I’m barefoot and dressed in a bikini with a plush robe on top. My closet has been unlocked. If anyone happens to come upon me, I will let them know I am going to use the pool. Again, doctor’s orders.
The first place I go to search is the kitchen hoping one of the housekeepers left their cell phone there. I’ve seen them use their phones around the house, both the ones who live on-site and the others.
The lamp over the stove is on and between that and the filtered light coming in through the large window from the garden I go through each of the drawers, check every possible place but find nothing. I go into the living room. Check there. I never searched for one before, so it’s possible there’s a landline I just haven’t come across. I look in the armoire, the drawers of the antique side tables, pause to take in the ornate gilded piano that I’ve never heard anyone play.

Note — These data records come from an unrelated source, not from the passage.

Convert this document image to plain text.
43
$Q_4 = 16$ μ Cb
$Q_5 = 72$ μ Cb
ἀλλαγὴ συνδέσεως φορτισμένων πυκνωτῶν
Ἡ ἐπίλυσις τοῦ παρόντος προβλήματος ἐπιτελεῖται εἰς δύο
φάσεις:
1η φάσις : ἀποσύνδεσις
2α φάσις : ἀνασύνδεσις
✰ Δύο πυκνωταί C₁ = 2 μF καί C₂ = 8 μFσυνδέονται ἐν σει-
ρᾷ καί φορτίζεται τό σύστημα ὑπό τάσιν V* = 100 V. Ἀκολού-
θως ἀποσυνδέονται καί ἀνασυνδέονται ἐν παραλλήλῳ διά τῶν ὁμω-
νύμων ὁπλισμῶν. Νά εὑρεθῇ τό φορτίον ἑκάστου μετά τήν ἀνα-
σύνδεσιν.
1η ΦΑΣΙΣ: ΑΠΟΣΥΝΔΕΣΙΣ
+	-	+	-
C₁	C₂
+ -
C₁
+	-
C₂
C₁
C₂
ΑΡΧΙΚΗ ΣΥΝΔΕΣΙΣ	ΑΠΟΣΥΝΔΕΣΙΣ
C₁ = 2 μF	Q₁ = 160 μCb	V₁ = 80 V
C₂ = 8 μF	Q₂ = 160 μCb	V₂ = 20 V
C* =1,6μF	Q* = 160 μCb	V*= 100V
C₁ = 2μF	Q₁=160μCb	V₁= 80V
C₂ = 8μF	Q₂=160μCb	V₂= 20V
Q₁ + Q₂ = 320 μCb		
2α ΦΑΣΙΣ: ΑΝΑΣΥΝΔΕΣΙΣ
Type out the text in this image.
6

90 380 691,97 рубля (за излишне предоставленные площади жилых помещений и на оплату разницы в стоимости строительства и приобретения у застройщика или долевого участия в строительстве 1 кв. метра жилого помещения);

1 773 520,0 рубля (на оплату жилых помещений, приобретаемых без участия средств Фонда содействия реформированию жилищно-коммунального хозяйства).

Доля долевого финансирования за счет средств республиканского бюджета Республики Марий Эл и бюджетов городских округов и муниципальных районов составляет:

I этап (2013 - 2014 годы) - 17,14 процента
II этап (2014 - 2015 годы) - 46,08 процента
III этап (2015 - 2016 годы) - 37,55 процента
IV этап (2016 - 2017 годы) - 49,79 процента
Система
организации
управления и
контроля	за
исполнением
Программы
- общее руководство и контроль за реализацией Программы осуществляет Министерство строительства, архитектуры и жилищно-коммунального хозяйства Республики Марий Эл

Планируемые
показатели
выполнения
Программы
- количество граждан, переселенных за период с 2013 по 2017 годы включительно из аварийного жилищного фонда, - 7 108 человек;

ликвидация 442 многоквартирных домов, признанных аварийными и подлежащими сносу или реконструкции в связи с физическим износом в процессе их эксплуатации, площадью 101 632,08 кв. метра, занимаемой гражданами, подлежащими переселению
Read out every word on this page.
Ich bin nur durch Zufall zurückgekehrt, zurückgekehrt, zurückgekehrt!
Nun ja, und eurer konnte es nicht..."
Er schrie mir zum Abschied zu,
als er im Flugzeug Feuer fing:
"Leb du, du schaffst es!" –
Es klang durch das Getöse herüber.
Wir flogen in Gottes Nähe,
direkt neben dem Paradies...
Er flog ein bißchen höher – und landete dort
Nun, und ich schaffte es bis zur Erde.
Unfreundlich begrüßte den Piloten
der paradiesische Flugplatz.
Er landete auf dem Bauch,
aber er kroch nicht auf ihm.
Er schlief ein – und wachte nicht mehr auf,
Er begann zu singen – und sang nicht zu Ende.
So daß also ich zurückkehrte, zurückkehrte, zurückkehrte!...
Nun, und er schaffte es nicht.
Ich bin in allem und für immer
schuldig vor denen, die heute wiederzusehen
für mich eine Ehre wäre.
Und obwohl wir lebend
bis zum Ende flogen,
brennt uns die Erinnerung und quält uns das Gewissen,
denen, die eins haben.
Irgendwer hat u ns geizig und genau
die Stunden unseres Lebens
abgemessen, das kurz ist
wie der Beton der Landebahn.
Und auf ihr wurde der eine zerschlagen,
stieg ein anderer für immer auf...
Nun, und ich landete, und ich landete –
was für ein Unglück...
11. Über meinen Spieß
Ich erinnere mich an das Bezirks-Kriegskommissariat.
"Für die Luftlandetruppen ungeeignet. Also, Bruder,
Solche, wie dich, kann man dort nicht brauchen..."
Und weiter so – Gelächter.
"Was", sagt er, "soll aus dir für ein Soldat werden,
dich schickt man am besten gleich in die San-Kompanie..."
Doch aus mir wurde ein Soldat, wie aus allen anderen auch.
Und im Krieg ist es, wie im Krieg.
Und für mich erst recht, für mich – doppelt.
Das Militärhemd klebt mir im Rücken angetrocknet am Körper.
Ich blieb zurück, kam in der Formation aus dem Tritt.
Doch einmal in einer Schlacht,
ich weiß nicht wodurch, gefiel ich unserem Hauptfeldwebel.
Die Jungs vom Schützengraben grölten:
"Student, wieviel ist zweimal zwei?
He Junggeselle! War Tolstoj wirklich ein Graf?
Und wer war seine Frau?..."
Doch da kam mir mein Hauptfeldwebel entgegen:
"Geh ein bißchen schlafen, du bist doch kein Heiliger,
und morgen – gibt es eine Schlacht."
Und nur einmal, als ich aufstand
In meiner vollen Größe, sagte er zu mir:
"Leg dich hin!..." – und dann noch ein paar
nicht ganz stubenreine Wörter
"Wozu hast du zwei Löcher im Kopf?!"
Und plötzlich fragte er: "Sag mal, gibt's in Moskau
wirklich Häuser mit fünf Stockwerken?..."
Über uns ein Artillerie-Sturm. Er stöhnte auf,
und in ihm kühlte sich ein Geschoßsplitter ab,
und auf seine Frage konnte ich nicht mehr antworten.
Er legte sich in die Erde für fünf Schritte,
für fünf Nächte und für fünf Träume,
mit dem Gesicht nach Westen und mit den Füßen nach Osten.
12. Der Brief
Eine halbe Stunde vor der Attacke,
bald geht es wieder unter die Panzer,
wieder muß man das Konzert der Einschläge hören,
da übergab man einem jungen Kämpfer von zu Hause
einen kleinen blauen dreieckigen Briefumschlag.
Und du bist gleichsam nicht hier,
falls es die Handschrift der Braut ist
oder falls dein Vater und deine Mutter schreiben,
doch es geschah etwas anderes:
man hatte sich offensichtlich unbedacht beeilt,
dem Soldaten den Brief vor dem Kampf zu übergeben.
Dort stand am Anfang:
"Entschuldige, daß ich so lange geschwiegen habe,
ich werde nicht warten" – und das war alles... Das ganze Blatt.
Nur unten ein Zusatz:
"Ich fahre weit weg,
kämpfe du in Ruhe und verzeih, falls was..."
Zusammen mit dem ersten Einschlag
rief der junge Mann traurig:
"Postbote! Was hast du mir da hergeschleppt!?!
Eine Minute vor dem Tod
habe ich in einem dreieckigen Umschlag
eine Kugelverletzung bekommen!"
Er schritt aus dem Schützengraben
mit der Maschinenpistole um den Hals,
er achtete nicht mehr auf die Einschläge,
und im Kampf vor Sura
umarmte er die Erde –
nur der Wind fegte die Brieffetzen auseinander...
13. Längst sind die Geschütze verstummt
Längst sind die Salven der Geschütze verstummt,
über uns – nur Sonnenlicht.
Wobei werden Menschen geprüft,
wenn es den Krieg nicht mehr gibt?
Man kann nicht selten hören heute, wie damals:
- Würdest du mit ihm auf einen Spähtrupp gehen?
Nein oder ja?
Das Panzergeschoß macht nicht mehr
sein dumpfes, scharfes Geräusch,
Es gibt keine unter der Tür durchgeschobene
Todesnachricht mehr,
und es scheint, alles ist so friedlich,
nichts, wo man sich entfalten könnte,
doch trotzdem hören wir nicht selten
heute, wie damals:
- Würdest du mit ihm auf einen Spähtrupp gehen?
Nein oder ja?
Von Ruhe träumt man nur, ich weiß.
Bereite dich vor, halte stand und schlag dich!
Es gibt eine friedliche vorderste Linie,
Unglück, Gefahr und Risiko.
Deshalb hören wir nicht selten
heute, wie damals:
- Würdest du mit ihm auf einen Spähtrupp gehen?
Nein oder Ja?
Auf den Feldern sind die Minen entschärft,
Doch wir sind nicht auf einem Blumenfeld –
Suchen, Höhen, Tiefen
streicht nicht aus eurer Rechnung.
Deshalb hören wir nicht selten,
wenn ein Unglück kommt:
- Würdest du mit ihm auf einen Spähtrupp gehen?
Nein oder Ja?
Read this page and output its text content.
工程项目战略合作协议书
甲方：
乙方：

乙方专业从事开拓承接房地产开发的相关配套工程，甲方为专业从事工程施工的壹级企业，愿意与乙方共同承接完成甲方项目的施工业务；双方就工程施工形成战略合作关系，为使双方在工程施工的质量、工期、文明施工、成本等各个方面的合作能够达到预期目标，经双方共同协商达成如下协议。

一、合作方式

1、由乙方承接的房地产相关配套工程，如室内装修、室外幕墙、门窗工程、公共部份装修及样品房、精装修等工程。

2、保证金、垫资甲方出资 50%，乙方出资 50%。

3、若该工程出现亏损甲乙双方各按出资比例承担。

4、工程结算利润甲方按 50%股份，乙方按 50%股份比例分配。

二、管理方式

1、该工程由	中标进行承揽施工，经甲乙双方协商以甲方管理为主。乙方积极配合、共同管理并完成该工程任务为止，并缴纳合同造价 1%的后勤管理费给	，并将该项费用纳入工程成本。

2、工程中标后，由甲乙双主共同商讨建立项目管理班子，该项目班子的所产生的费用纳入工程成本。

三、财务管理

I leave that room behind, my gaze moving toward the corridor that leads to the library, to his study. I hadn’t seen a phone there and if he catches me in there again, he’ll kill me. I search the other downstairs rooms and the dining room, the smaller sitting room and the large one I had been in with the doctor but find nothing.
I walk back into the center of the large hall and turn a circle to see if there is any place I’ve missed. The bedrooms upstairs are locked and if any are open, they’re not in use. I went through every unlocked room when I first had permission to roam.
I walk into the dining room and remember the night we ate in here. I stand at the window in exactly the place he’d stood, where he’d looked so solemn, so lost in thought staring out into the garden. I wonder now if it was his own reflection he had been studying in the glass and not the garden at all.
Walking to the liquor cabinet, I open the doors and move bottles around, not even sure what I’m hoping to find anymore. When I see his brand of scotch, I open it, sniff the contents. This scent lingers in his office, too.
I put it back then bend to open the drawer.
“What are you doing?”
I jump hitting my head on the shelf above before straightening and spinning to face Santiago. How did I not hear him?
“I…nothing.” I close the drawer then the doors of the cabinet before hiding my hands behind my back as if to hide my guilt. I struggle to hold his gaze.